Disclaimer: Still aren't mine…

Disclaimer: Still aren't mine…

Author's Note: I figured I had some explaining to do, and so this is for all 2 of the people who asked me to continue. It's taken me awhile to get around to writing this, I've been pretty busy and I couldn't seem to get it started. The first line sort of popped into my head and this is what came out.. review please? I'd like to know if anyone wants me to keep going.

Radio

Chapter 2

I really hope I don't have to get used to this feeling. I'm empty, really truly empty, for the first time since Angel died. I don't know what I'm doing with myself anymore. It's so.. god, I want to hate him, but I can't. I just want to despise him as much as humanly possible and use that to build up the barrier again, so when his new single comes on the radio I won't have to run and hide or face the tears. But I've learned it's not easy enough to go from love to hate. Falling out of love should be more difficult, I suppose, because it's easier to start loving than it is to let go.

I don't love Roger, I never did, I never will. I can think it but I know it's not true. I can write it but my hands start shaking so bad you can't even read the last part of the sentence. I try to say it and my voice cracks when I speak his name and I can't finish. He's not here and yet he's still making my life a living hell.. not by what he does, but by what he doesn't do. Still hasn't called. Hasn't written. I hate him for what he does to me, for how easily he makes me feel this insignificant. But then how can I still love him? And what do I love him for?

Everything. I love everything about him, the way he smiles, the way he used to play Musetta's Waltz over and over when he couldn't find his song, the way he argues… The way he gets jealous even though it's never over me, the way he sang to Mimi before she got sick again because if I hid in my room and closed my eyes I could almost pretend he was singing to me… It's pathetic. I'm pathetic, everything about me is, so I really don't know how I can still harbor these delusions that maybe someday he'll realize that I really am worth loving.. or calling. Or writing to.
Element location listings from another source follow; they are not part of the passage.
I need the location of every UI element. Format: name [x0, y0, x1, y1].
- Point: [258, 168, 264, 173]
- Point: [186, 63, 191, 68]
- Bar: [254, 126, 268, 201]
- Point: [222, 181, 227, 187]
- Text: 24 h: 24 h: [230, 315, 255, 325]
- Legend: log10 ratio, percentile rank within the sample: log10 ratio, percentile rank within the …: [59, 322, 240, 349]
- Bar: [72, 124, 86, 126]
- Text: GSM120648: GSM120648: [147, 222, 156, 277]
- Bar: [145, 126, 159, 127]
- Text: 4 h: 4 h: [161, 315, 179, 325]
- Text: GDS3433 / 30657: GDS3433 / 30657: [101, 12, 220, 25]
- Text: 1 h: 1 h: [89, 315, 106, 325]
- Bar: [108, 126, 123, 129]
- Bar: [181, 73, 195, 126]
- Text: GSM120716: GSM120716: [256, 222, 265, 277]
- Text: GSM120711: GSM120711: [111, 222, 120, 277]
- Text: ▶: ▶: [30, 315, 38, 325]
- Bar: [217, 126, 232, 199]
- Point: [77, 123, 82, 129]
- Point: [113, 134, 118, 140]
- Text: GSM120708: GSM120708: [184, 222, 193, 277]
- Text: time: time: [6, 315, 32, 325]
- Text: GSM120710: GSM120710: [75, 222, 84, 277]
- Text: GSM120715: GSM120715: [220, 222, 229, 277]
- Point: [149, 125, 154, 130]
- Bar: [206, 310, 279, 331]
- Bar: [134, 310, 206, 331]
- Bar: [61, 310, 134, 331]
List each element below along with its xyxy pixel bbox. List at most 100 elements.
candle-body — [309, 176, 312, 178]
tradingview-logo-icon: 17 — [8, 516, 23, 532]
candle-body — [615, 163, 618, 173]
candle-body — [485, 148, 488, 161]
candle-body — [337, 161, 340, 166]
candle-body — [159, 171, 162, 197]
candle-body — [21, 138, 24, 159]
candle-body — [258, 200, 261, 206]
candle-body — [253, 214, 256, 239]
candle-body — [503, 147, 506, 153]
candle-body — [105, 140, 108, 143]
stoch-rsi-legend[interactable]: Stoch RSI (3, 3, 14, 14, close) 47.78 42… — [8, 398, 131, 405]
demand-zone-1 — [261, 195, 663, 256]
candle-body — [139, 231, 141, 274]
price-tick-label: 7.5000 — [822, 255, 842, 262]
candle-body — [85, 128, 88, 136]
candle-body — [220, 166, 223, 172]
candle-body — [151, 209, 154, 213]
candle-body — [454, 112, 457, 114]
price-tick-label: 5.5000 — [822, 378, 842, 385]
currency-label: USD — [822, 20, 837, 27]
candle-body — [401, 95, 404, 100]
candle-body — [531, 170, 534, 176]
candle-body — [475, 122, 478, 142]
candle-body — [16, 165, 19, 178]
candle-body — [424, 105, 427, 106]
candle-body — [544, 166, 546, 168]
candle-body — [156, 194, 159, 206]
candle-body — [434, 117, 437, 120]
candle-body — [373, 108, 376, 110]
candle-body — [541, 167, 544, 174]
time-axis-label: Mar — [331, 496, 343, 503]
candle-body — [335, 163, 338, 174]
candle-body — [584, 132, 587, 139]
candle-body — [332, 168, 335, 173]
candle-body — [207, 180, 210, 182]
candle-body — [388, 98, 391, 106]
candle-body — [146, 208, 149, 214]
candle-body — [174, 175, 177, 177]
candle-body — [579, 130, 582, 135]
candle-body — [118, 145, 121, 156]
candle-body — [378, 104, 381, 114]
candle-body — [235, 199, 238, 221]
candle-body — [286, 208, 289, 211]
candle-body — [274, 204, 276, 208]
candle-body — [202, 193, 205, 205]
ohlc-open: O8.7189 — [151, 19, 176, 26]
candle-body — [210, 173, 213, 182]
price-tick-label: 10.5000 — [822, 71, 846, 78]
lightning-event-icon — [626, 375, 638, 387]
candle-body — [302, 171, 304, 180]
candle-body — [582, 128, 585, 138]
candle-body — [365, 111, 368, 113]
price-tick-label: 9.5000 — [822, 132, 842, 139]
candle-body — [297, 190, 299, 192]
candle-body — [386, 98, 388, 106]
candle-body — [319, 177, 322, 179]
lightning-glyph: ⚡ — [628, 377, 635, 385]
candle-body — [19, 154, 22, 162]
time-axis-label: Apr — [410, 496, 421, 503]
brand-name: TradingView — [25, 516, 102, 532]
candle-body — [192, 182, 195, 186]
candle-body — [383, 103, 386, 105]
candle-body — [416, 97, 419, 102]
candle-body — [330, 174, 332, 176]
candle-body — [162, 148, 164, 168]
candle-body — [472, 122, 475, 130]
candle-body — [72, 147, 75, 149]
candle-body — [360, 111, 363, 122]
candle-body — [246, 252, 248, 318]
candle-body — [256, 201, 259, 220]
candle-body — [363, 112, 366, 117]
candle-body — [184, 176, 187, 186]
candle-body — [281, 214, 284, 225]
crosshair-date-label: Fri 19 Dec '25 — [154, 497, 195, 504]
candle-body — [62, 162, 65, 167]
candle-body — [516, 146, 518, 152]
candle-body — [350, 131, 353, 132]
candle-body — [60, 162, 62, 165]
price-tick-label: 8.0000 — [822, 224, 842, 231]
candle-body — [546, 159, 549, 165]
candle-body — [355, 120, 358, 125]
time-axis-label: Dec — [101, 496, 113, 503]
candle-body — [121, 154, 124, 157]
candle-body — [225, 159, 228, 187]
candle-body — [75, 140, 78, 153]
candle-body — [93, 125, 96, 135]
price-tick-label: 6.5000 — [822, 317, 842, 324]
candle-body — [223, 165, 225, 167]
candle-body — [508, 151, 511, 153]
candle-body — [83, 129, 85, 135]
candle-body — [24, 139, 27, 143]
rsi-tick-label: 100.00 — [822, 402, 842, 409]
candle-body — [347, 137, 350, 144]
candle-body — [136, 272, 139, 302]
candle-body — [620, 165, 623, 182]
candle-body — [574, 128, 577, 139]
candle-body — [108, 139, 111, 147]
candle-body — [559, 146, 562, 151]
God dammit, I just want to know that he's okay and if it's not too much to ask I would really like to know why! I think I deserve an explanation. I deserve something, that's for sure. I'm not sure what.. maybe a sign of life? I scare myself sometimes by thinking about what could be going on. He could be sick. Could be dying, and I don't know because no one ever comes around anymore.. there isn't anyone to come around because I'm the only one who can't move on. I want to, I just.. I can't, because I don't want to lose him. It sounds silly, but this place is all I have left of him. Even though it's empty, like me and like the promises and like the mail slot downstairs, and like my bank account because I'm never in the mood to film anymore. I'm falling apart, would anyone like to help me pick up the pieces?

I didn't think so.

He stayed for about a week after Mimi died. A record for him. Funerals always seem to send him packing.. Whenever something bad happens—a fight, a death, bad news from the doctor, whatever—I always end up holding my breath just waiting for him to take off, so it's never a surprise to come home to an empty loft and a note on the kitchen table. Only this time, it wasn't just a quickly scrawled "Dear Mark, went to Santa Fe" on a torn-off corner of the calendar. When I came back from filming in the park and trying to take my mind off of everything, four angry white envelopes were on the table waiting. One for Benny, one for Maureen and Joanne, one for Collins, and one for me.

Mine was short; no explanation, because I didn't need one, no mentions of anything that would make him hate me like I know he must. In fact, the exact opposite; he told me he loved me. Not the love that I want or that I think maybe I might need, just the normal, best friend brotherly love that we have always had. The loving each other part was normal in a way—we'd always been close—but it scared me, because I don't think either of us had ever spoken it out loud before, let alone written it down. He said he was going to Los Angeles, told me not to worry. Like words on a page were supposed to stop me or something..

Whatever happened to missing New York before you could unpack? To coming back to the loft and settling back in without saying a word, never mentioning the screaming match we had before he went running away?

We always fight before he leaves. And then he comes back, and we don't talk about it, and everything's alright again. Only this time he didn't come back, and so I don't know what the rules are. I don't know how it's supposed to work when he's in Los Angeles and I'm here and we can't talk, so we can't pretend that we didn't hurl insults at each other before he got in his car and drove off. I used to think he would come back, and then after that I would imagine he might come back, until I said something to Maureen one day and she yelled at me, told me to get over it and that Roger was gone for good this time. I know that now. But it was nice to pretend.

I don't hate him, I hate myself for what I can't do. It's been almost three years now, and I still can't send the letter. I can't make myself love him any less, and I can't move on.